Human losses would be measured by the number of persons deceased or missing as a direct result of the natural disaster, confirmed using official figures. The scale and duration of displacement would also be an important aspect of the human cost.


This indicator can be disaggregated spatially (including urban/rural) and by the age and sex of those killed. Further opportunities for disaggregation to be reviewed, including the socio- economic profile of those impacted.

Comments and limitations:

Some biological disasters (epidemics, insect infestations, animal stampedes) can be climate-related. The indicator would need to specify clearly which of these events are considered climate-related.

It should also be noted that there are some limitations around measuring the scale of disaster losses recorded. For example, the CRED’s International Disasters Database (EM-DAT) has a lower-end threshold for recording losses than other commonly used reinsurance databases such as Swiss Re’s Sigma or Munich Re’s NatCatSERVICE. A precise threshold will need to be agreed upon.5

Preliminary assessment of current data availability by Friends of the Chair:


Primary data source:

Vital registration for the mortality (household surveys if not available), and administrative data (national accounts and statistics) to assess economic damage and loss.

Potential lead agency or agencies:

Such an indicator could be reported by UNISDR working with FAO, WHO, the Centre for Research and Epidemiology of Disasters (CRED), and a consortium of reinsurance companies that track this data. The data is widely reported under the Hyogo Framework of Action.6 Data on forced displacement could be provided by UNHCR, IOM and OCHA.
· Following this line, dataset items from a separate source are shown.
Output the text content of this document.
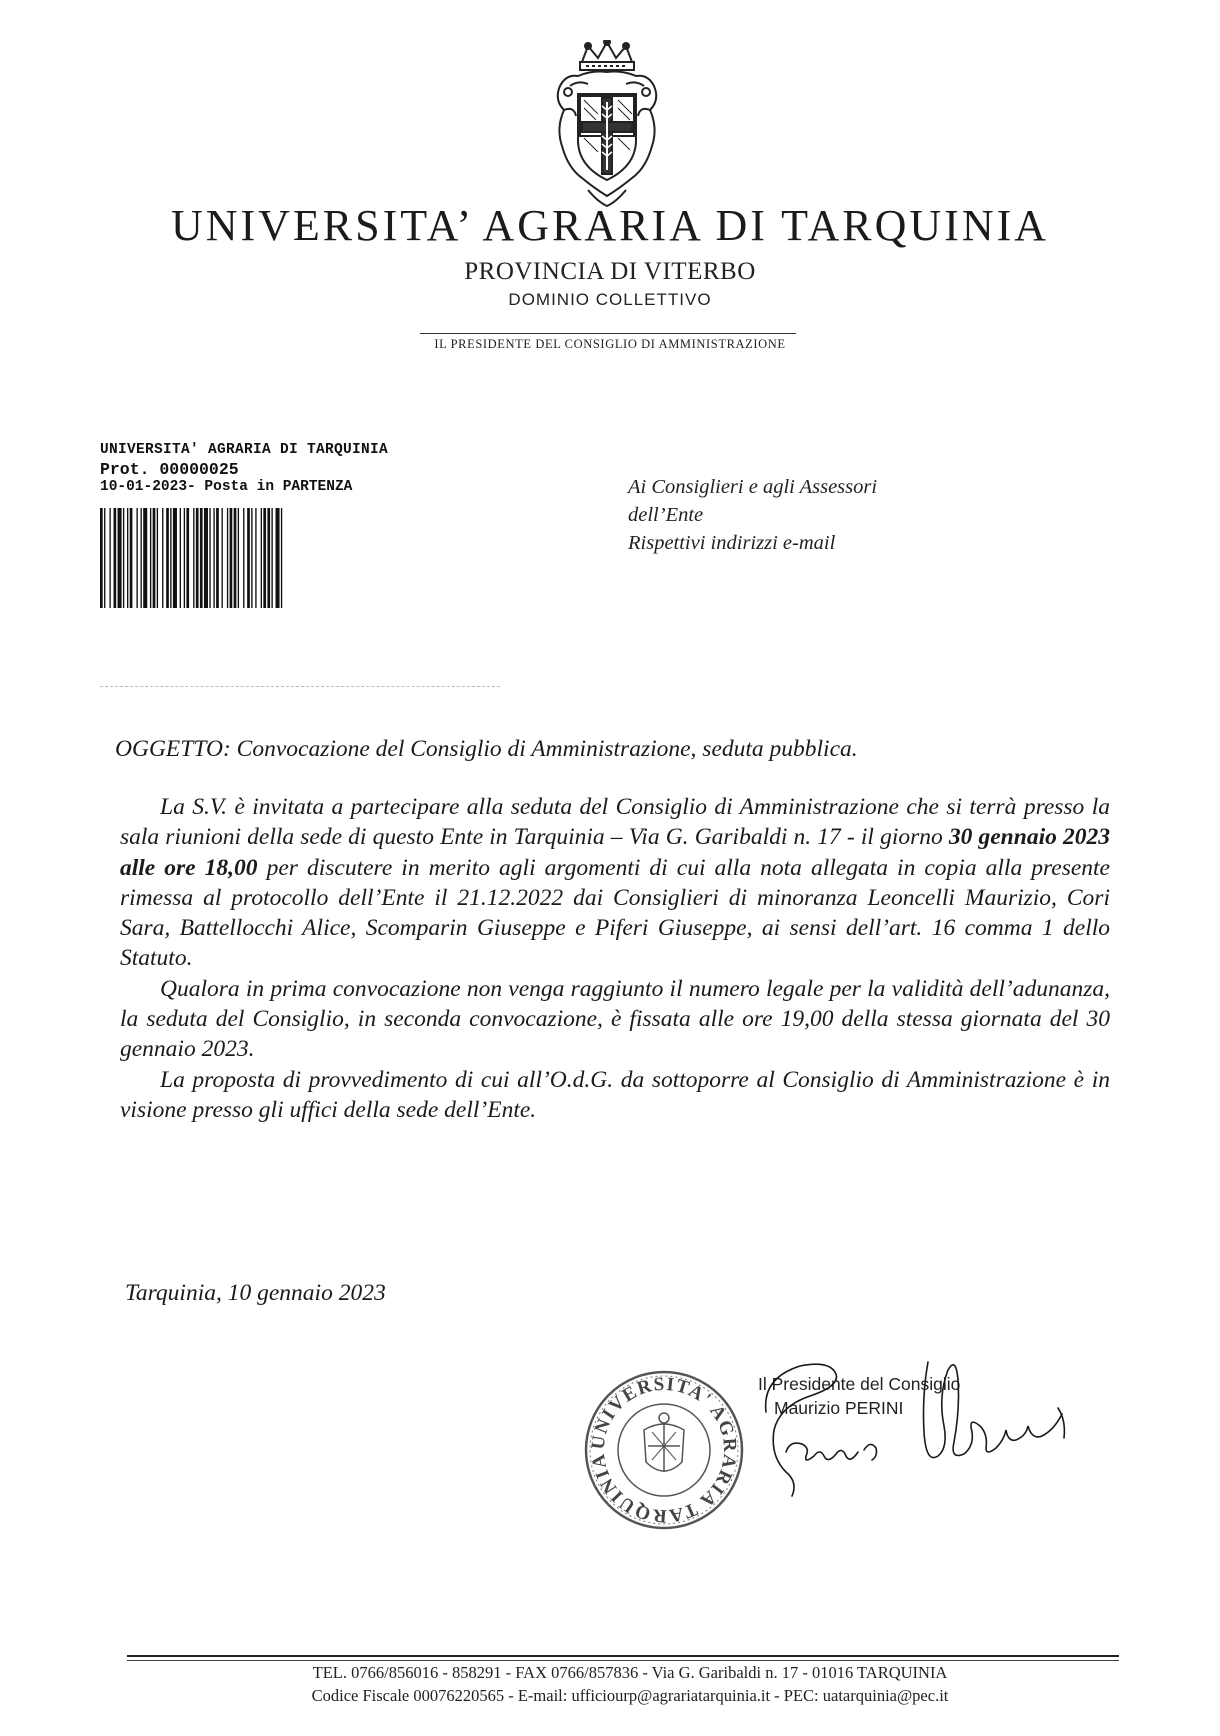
UNIVERSITA’ AGRARIA DI TARQUINIA
PROVINCIA DI VITERBO
DOMINIO COLLETTIVO
IL PRESIDENTE DEL CONSIGLIO DI AMMINISTRAZIONE
UNIVERSITA' AGRARIA DI TARQUINIA
Prot. 00000025
10-01-2023- Posta in PARTENZA	Ai Consiglieri e agli Assessori
dell’Ente
Rispettivi indirizzi e-mail
OGGETTO: Convocazione del Consiglio di Amministrazione, seduta pubblica.

La S.V. è invitata a partecipare alla seduta del Consiglio di Amministrazione che si terrà presso la sala riunioni della sede di questo Ente in Tarquinia – Via G. Garibaldi n. 17 - il giorno 30 gennaio 2023 alle ore 18,00 per discutere in merito agli argomenti di cui alla nota allegata in copia alla presente rimessa al protocollo dell’Ente il 21.12.2022 dai Consiglieri di minoranza Leoncelli Maurizio, Cori Sara, Battellocchi Alice, Scomparin Giuseppe e Piferi Giuseppe, ai sensi dell’art. 16 comma 1 dello Statuto.

Qualora in prima convocazione non venga raggiunto il numero legale per la validità dell’adunanza, la seduta del Consiglio, in seconda convocazione, è fissata alle ore 19,00 della stessa giornata del 30 gennaio 2023.

La proposta di provvedimento di cui all’O.d.G. da sottoporre al Consiglio di Amministrazione è in visione presso gli uffici della sede dell’Ente.

Tarquinia, 10 gennaio 2023
UNIVERSITA' AGRARIA TARQUINIA
Il Presidente del Consiglio
Maurizio PERINI
TEL. 0766/856016 - 858291 - FAX 0766/857836 - Via G. Garibaldi n. 17 - 01016 TARQUINIA
Codice Fiscale 00076220565 - E-mail: ufficiourp@agrariatarquinia.it - PEC: uatarquinia@pec.it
  1. Consistent with the definitions used by CRED and the Munich database, we use the term ‘natural disasters’ to comprise biological, geophysical, meteorological, hydrological, climatological, and extra‐terrestrial disasters. There is growing evidence that some climate-related disasters are due to anthropogenic climate change and may therefore not be termed “natural”, but given the difficulty involved in establishing causality we propose to include them under natural disasters. See R. Below, A. Wirtz, and D. Guha-Sapir (2009). Disaster Category Classification and peril Terminology for Operational Purposes. Working Paper, Centre for Research on the Epidemiology of Disasters (CRED) and 
Munich Reinsurance Company (Munich RE), Brussels: UCL.
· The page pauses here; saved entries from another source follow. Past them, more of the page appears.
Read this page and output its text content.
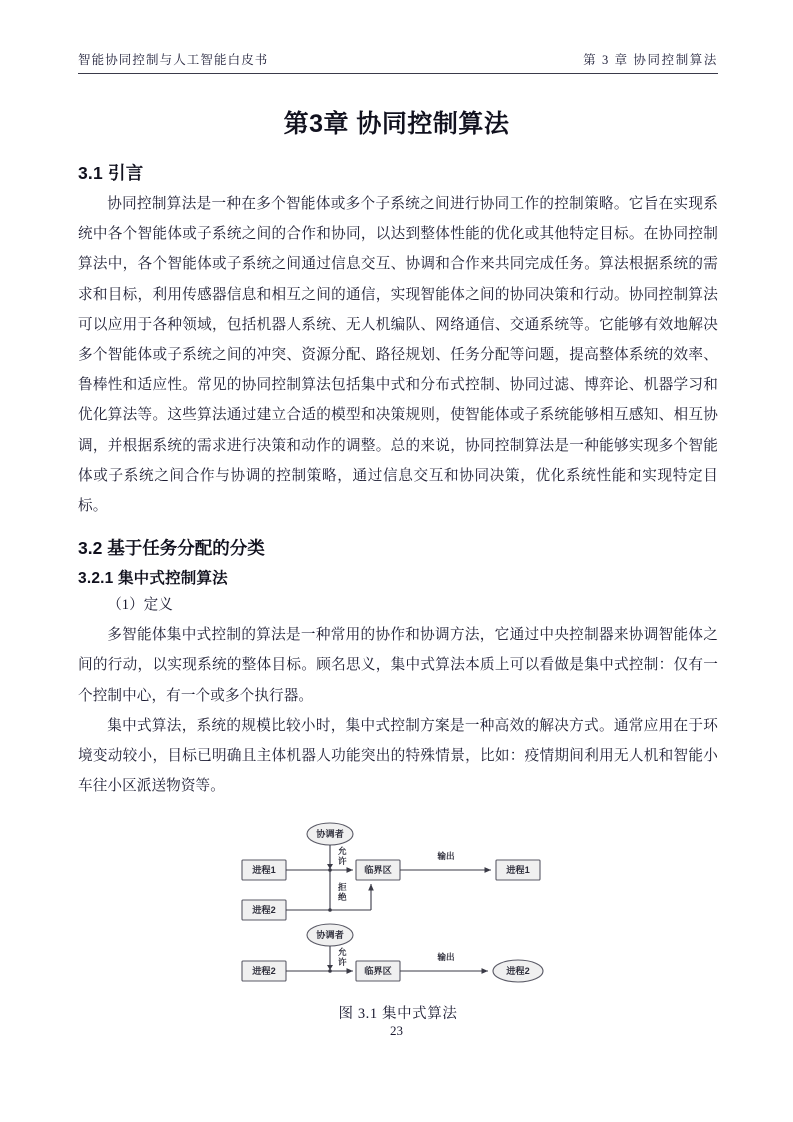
智能协同控制与人工智能白皮书	第 3 章 协同控制算法
第3章 协同控制算法
3.1 引言

协同控制算法是一种在多个智能体或多个子系统之间进行协同工作的控制策略。它旨在实现系统中各个智能体或子系统之间的合作和协同，以达到整体性能的优化或其他特定目标。在协同控制算法中，各个智能体或子系统之间通过信息交互、协调和合作来共同完成任务。算法根据系统的需求和目标，利用传感器信息和相互之间的通信，实现智能体之间的协同决策和行动。协同控制算法可以应用于各种领域，包括机器人系统、无人机编队、网络通信、交通系统等。它能够有效地解决多个智能体或子系统之间的冲突、资源分配、路径规划、任务分配等问题，提高整体系统的效率、鲁棒性和适应性。常见的协同控制算法包括集中式和分布式控制、协同过滤、博弈论、机器学习和优化算法等。这些算法通过建立合适的模型和决策规则，使智能体或子系统能够相互感知、相互协调，并根据系统的需求进行决策和动作的调整。总的来说，协同控制算法是一种能够实现多个智能体或子系统之间合作与协调的控制策略，通过信息交互和协同决策，优化系统性能和实现特定目标。

3.2 基于任务分配的分类
3.2.1 集中式控制算法

（1）定义

多智能体集中式控制的算法是一种常用的协作和协调方法，它通过中央控制器来协调智能体之间的行动，以实现系统的整体目标。顾名思义，集中式算法本质上可以看做是集中式控制：仅有一个控制中心，有一个或多个执行器。

集中式算法，系统的规模比较小时，集中式控制方案是一种高效的解决方式。通常应用在于环境变动较小，目标已明确且主体机器人功能突出的特殊情景，比如：疫情期间利用无人机和智能小车往小区派送物资等。

协调者
允
许
拒
绝
进程1
进程2
临界区
输出
进程1
协调者
允
许
进程2	临界区
输出
进程2
图 3.1 集中式算法
23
  2. As defined by the EM-DAT, the International Disasters Database, managed by the Centre for Research on the Epidemiology of Disasters (CRED) at the University of Louvain.
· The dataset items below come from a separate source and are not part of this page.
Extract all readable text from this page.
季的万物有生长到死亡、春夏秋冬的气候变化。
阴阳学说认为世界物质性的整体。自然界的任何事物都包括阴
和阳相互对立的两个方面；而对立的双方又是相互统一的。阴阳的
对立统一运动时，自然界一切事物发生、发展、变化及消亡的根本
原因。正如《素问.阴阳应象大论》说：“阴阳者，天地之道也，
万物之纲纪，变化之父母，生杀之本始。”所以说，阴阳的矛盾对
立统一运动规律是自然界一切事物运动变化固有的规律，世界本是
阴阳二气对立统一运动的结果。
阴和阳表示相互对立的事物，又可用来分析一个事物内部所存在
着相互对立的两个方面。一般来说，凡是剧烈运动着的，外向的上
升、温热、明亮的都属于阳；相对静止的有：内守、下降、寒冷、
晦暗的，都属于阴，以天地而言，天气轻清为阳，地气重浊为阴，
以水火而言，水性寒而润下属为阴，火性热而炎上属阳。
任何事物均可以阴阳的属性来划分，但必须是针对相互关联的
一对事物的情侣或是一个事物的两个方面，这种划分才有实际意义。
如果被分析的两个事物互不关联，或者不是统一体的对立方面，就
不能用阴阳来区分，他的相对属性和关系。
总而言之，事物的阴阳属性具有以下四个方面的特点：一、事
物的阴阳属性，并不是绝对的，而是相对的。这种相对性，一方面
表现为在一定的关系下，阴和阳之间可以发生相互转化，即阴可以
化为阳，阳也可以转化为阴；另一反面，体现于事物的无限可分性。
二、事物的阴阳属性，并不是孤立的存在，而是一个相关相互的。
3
  3. Mitchell, T., L. Jones, E. Lovell, and E. Comba (eds) (2013). Disaster Management in Post-2015 Development Goals: Potential Targets and Indicators. London, UK: Overseas Development Institute (ODI).

  4. See the DaLA Methodology at the Global Facility for Disaster Reduction and Recovery.

  5. For a full discussion of this see C. Kousky (2012). Informing Climate Adaptation: A Review of the Economic Costs of Natural Disasters, Their determinants and Risk Reduction Options. Discussion Paper 12-28, Washington: Resources for the Future.

  6. UN International Strategy for Disaster Reduction (ISDR) (2007). Hyogo Framework for Action 2005-2015. Extract from the Final Report of the World Conference on Disaster Reduction. Geneva, Switzerland: ISDR.